Chris Chelios. Dominik Hasek. Peter Forsberg. Teemu Selanne. Scott Niedermayer. Nicklas Lidstrom.
So, if injury doesn't do you in first, what would it take for you to call it a career?
I’m talking about you, the reader. Not them, the hockey players. But it all amounts to the same thing. If you got paid a comfortable (or more than comfortable) salary to do what you love, when would you walk away from it?
Would you wait until your body gave out, no matter how much your skill level had dropped? Would you want to go out at the top of your game? Would you wait until nobody wanted you anymore? Would you want to retire a champion?
It’s actually far more complicated than that. Because it’s not just doing something that you love, but doing the one thing that you’ve done all of your life. It’s all you know, and all you care about.
And then, there’s the fact that your co-workers are family – people whose lives you know like the back of your hand. People you’ve grown up with. They were there when you started working there, they might’ve been there when you got married, they’ve heard all the stories about your family and kids, helped you move in and possibly move out, giving you advice on the new town you’re going to. They’ve shared your joys, your pain, and your shame.
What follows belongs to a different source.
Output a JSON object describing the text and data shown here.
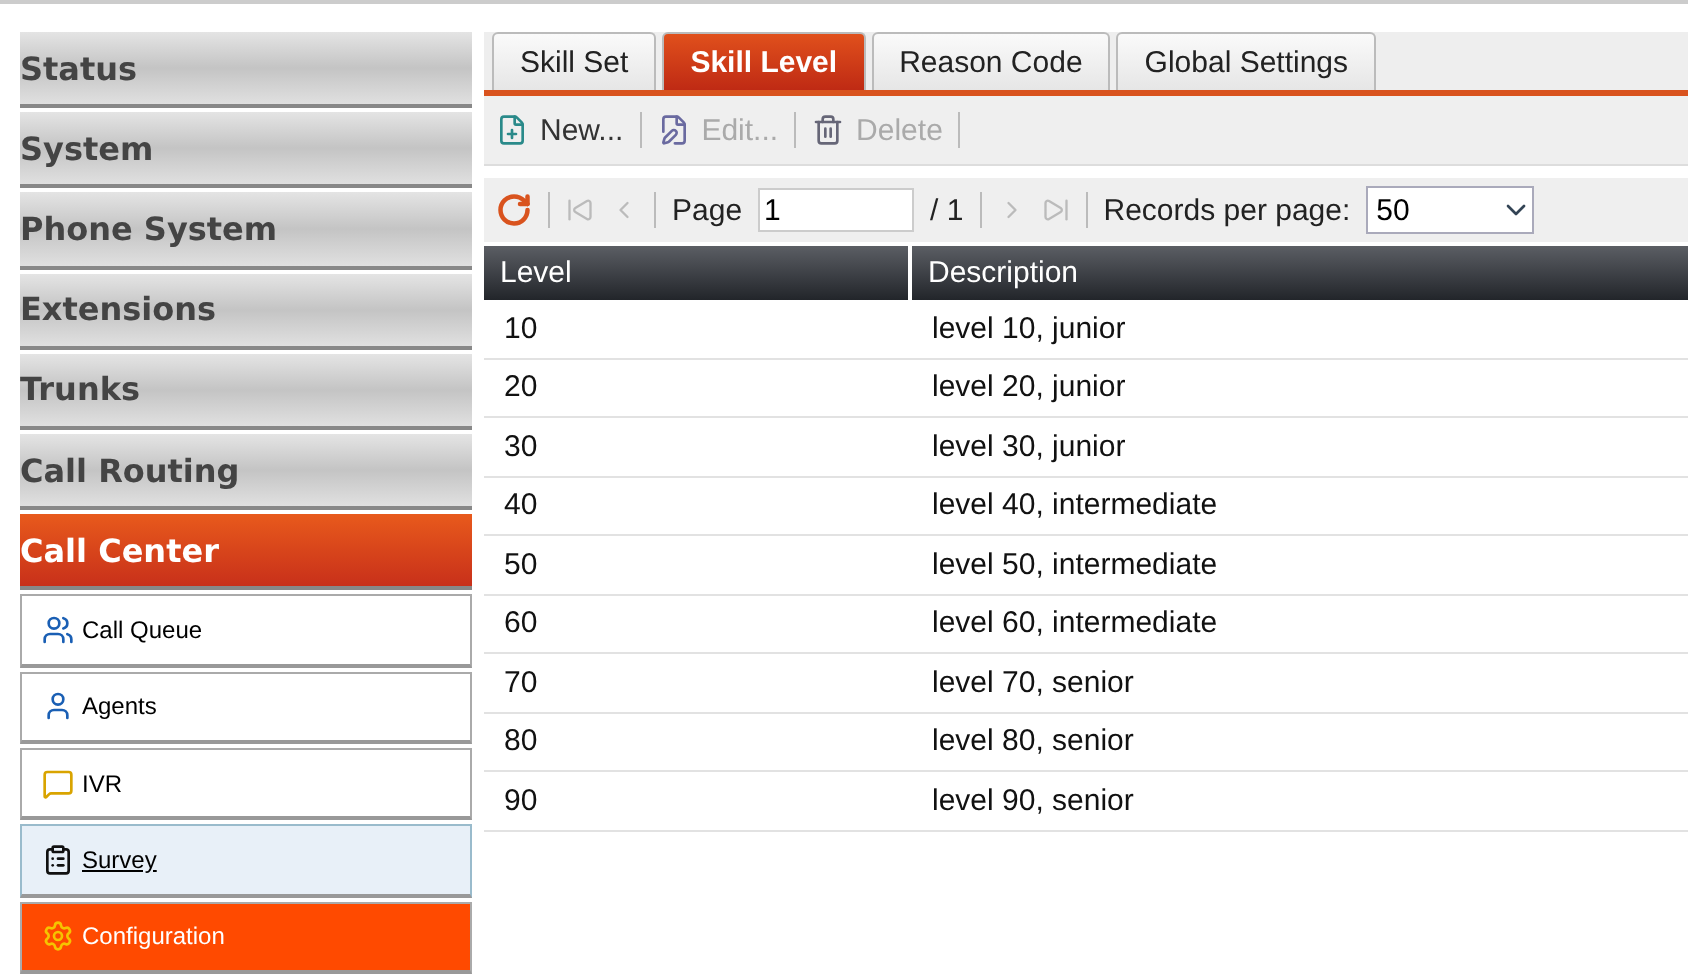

And it’s the same back; you know all about them and have done what you can for them without even thinking.
And now you're supposed to walk away from all of that?
And since we’re talking hockey and not the other sports, where many hockey players came through junior hockey and did not go to college, there’s the question of what are you going to do now. All you know is how to skate, score, and/or block shots. Do you go back to school in your 30s or 40s? Maybe get your GED first? And what if school isn’t your thing? Then what? There are only so many coaching jobs to go around.
This isn’t about money, this is about life. You’re leaving everything you’ve ever know to start completely over from scratch in your 30s or 40s, with a family and possibly alimony to have to deal with. What would you do? Keep playing? If you do, everyone will think that you’re still playing because you need the money, instead of putting off the inevitable because it’s just too terrifying to contemplate.
So what would you do?
I’ll tell you what I did. While I’ve obviously never played professional hockey, I did used to play. I was a defenseman about to switch over to center when I blew out my ankle in a street hockey game. I was also at an age where I was too old to play with the team that I helped create, and the next nearest team was an hour and a half drive away (one way) from where I lived.
At that point, I had a decision to make, and I decided to stop playing hockey. While I don’t regret that decision, I’d give anything to play again – even though I know that I probably won’t. So I have some small idea of what some of these guys have to come to terms with. As does anyone who's decided (not forced) to stop playing a team sport that they love.
It’s easy to dismiss players staying in the game for longer than they should because of greed, but it’s probably far more likely that they do it because they just don’t know what they’ll do when they stop. Besides, these are hockey players we’re talking about here. How many of them hold out for more money? Sure, a few, but not too many.